2. Benzz – “Je M’Appelle”
British rappers have fully transformed drill into shameless party music, and I am not even a tiny bit mad about it. It’s wild that a rapper like Benzz is concerned enough about protecting his identity that he wears a mask in the video for a song that should make him famous.
3. Gabe ‘Nandez – “Cascus”
Gabe ‘Nandez clearly understands exactly what his voice can do. This shit is hypnotic.

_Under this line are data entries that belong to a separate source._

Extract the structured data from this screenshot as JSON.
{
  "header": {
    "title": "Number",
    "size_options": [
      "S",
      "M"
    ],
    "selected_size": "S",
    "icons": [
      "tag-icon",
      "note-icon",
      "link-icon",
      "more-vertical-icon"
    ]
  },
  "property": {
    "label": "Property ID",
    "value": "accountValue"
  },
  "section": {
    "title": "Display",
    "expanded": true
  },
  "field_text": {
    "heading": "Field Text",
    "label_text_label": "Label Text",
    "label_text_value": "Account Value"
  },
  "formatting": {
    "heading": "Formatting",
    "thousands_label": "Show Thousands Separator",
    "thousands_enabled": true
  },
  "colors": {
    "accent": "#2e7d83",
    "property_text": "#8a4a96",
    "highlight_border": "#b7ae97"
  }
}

4. King Lil Jay – “Bars Of Clout 3”
Chicago’s King Lil Jay spent seven years in prison on a murder charge, and he just got out a few weeks ago. He’s back like he never left, and “Bars Of Clout 3,” a continuation of a series that Jay started in 2014, has all the stormy intensity of a whole different era of Chicago drill.
5. BabyTron – “Type Shit”
“You internet thugging; I ain’t finna type shit, bro/ Adonis, we’ll pull up with that baby Drac/ Charged up off a yerky; bet not try shit, bro/ In Milwaukee, charging Giannis for a pint of Quagy, ayy.” Pardon me while I wipe away this single teardrop.